Cat 5 Ampacity
http://www.sumidacrossing.org/LayoutElectricity/MRRWire/WireAmpacity/ - says AWG 24 carries 3.5A open and 2A enclosed.
From Stefan H
Under the following assumptions up to 3A should be fine.
- 26AWG cat5/6 cable
- using two leads
- cable is relatively short
- normal ambient temps
- stepper control (at most use 75% of configured drive current)
- This chart suggests about 1.8A for 8 core wire 23 AWG- . Useful chart in terms of differentiating between the number of cores, but does not consider free air vs enclosed
- 23 AWG, .7A - .Why the 100% difference betweeen different charts?
- This chart shows free air and derating for bundles, which most approximates open air Cat 5 (8 bundle) - here 23 AWG is 7A*.7 = 5A
Change on CEB controller: using RJ45 for power-over-cat5. That is a great standard for easy connection, as 8 leads are rated for a total of 16 amps enclosed, and 28 Amps open. So a good product ecology standard for all electrical signal/power transmission in CNC and controls applications. The relevance is the cost and easy connection in prototyping.

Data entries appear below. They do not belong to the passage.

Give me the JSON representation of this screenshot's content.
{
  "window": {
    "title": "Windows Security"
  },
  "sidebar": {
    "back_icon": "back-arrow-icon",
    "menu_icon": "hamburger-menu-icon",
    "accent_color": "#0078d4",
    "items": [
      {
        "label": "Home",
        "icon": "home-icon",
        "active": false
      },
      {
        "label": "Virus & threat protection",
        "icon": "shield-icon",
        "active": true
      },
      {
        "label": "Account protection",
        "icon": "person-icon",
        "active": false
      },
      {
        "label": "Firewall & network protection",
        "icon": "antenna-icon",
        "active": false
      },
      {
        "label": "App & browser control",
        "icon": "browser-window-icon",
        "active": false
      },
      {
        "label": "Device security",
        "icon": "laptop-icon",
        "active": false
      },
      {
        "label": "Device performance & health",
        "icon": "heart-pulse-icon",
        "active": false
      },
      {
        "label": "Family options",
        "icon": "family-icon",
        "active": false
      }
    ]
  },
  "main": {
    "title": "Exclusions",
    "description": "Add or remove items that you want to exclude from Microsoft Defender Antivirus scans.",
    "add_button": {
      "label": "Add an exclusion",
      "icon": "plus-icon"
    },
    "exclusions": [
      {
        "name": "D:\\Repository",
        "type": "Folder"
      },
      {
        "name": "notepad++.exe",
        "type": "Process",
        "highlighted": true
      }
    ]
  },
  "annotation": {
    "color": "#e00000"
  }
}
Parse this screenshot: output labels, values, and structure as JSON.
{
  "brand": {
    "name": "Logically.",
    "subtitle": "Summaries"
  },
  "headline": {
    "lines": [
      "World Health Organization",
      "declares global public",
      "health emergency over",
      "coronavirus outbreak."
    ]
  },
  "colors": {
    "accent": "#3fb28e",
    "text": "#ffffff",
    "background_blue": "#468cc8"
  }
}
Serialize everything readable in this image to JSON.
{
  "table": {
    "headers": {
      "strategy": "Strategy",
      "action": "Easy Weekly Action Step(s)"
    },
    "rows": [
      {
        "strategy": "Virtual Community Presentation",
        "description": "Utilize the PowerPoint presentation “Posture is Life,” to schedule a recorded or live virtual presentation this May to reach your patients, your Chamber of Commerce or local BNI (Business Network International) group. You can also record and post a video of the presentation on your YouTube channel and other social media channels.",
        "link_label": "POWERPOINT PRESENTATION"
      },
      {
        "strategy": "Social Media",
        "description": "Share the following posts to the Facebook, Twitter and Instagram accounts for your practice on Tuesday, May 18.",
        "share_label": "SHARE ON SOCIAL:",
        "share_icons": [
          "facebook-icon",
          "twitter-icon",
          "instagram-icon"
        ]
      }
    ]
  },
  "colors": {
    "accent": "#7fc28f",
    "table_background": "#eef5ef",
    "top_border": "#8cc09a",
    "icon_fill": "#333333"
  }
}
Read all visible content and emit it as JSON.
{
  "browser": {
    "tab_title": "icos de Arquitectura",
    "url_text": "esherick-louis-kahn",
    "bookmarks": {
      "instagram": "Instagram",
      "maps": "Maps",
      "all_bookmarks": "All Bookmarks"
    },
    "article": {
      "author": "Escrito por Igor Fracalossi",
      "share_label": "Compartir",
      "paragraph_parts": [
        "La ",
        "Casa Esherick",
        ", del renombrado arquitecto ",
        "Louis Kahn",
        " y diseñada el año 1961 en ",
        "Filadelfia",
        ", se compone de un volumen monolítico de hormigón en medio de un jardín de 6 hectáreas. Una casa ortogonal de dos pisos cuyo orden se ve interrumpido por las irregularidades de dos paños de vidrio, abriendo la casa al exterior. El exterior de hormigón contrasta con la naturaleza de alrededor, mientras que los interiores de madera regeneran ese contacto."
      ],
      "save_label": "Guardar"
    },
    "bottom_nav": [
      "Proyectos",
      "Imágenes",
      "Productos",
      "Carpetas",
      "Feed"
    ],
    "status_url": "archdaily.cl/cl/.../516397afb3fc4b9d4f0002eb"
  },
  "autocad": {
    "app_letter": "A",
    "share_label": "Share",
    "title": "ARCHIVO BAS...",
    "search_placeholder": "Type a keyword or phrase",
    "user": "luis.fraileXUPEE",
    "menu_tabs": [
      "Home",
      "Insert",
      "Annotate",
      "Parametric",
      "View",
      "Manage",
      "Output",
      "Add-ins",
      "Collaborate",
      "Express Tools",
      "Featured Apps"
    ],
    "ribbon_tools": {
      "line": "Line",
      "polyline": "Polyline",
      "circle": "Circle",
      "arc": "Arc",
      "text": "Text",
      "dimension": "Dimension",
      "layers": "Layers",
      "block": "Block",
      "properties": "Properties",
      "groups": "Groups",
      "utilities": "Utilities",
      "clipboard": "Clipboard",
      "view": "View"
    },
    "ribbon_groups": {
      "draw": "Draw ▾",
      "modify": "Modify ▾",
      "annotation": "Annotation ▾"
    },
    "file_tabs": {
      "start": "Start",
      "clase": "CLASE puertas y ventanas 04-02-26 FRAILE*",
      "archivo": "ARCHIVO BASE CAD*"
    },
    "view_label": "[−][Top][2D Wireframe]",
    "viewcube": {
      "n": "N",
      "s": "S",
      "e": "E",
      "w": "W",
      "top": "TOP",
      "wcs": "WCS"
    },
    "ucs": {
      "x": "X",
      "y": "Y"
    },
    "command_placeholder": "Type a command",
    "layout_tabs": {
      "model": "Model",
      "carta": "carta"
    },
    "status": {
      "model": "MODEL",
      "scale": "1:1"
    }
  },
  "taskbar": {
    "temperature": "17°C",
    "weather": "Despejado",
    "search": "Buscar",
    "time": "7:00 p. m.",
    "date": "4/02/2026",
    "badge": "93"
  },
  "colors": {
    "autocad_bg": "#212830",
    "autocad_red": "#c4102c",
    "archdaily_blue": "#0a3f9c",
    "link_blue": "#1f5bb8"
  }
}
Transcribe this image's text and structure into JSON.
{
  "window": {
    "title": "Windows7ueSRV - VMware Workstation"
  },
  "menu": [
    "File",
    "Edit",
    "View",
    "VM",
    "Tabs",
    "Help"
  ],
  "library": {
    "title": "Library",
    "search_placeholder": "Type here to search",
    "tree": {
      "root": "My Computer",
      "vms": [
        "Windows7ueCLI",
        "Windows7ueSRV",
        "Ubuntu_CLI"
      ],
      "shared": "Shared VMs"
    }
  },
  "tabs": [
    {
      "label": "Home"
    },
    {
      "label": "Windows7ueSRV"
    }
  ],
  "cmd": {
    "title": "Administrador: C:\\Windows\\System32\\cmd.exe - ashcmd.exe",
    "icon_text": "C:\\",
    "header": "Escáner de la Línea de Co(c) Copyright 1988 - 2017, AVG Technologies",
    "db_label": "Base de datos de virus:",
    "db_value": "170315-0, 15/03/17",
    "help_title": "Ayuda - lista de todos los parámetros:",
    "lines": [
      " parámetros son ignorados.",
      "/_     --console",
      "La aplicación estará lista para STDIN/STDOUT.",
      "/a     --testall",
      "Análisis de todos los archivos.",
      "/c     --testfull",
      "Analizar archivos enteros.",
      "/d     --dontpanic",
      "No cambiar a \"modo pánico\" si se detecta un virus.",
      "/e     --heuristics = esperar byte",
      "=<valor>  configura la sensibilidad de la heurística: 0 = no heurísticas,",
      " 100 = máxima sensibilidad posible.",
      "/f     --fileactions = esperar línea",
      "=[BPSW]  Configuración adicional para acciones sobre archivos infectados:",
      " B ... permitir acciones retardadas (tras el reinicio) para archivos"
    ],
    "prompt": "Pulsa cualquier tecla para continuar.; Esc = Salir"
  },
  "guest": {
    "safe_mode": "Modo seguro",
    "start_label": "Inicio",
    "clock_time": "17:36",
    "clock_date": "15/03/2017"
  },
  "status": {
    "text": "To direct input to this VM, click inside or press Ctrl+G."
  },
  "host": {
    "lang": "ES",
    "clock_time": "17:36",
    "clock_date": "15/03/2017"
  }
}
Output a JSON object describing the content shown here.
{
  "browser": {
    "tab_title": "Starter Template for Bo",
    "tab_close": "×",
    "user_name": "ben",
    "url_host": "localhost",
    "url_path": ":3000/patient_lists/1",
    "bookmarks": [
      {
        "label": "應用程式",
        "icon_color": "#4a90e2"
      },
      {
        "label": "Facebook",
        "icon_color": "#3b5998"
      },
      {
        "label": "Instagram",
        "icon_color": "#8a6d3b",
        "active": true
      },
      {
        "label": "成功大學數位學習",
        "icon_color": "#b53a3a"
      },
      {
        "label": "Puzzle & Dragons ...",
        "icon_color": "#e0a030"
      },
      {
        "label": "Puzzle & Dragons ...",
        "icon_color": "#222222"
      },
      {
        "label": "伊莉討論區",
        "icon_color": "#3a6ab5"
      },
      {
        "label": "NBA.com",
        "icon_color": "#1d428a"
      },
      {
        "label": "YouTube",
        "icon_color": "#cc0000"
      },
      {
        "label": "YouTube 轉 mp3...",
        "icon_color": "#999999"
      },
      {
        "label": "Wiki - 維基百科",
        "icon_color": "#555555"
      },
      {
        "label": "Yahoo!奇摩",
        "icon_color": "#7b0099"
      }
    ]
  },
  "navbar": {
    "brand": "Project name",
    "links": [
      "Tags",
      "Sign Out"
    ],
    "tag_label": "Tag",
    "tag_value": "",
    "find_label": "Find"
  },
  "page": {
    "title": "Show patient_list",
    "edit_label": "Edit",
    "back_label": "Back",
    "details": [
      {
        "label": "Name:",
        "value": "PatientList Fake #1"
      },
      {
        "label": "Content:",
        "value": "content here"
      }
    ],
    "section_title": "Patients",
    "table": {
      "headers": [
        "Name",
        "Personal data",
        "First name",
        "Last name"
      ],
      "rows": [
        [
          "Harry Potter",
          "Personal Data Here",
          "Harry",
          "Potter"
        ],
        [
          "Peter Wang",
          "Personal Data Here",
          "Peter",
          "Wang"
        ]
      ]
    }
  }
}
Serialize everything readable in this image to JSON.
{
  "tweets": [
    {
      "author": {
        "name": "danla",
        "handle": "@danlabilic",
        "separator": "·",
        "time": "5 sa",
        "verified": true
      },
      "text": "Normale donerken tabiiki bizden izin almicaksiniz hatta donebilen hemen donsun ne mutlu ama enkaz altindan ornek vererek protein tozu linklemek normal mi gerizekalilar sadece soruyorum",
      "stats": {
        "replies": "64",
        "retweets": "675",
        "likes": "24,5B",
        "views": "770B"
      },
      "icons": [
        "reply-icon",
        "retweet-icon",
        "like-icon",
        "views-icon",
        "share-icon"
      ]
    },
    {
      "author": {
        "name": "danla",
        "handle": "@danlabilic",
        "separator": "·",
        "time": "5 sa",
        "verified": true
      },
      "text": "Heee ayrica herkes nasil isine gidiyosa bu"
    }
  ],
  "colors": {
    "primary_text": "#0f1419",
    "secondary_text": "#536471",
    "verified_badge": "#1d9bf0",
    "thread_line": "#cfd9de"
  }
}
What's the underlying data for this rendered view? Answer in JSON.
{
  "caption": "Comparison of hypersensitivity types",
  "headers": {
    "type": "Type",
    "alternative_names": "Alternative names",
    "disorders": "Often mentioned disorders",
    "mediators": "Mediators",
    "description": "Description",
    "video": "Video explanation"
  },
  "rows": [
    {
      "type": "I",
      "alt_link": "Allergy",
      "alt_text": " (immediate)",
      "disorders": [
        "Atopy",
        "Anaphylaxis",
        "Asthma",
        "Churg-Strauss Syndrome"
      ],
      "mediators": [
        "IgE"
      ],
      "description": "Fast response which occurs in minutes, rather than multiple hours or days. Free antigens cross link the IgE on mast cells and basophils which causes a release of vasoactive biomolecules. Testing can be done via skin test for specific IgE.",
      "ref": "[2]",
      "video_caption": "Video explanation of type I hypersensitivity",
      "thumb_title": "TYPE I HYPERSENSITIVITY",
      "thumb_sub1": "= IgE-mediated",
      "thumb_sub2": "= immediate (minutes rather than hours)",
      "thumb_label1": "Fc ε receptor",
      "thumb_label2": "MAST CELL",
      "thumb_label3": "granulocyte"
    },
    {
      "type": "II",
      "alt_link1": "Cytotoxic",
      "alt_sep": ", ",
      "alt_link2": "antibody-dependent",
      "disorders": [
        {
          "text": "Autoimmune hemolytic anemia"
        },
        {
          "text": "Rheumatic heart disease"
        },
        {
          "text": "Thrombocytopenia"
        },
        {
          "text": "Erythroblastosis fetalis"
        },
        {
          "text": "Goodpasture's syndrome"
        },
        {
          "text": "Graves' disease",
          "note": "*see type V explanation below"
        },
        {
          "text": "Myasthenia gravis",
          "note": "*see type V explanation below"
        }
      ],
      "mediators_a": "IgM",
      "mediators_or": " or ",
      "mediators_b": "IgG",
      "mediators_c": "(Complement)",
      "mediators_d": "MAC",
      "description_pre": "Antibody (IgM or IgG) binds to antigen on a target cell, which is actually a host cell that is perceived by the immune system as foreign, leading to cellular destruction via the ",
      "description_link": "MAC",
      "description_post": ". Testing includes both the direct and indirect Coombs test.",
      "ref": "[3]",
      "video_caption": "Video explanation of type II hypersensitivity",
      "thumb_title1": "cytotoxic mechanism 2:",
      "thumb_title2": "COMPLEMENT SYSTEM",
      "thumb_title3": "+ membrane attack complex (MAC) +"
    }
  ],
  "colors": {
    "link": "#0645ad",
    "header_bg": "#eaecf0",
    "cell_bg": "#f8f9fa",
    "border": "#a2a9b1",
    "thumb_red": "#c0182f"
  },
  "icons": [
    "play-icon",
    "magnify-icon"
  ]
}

We could potentially even consider power over cat 5 for scalable power supplies - such as 8 cat 5 wires get you to a 200A welder - which would be the first use I hear of power electronics over cat 5. I think it's worthwhile because cat 5 is ubiquitously available. Phone burial feeder cable can also be used with Cat 5 ends, no?cc
"Each pair of twisted pairs will need to handle a current of up to 600 mA (Type 3) or 960 mA (Type 4)."
Thats what a pair can handle (in the new upcoming 4PPoE standard), means per wire about 300 mA to 480 mA.
- Cat6, 23 gauge, 19 cents per foot, 300v rating.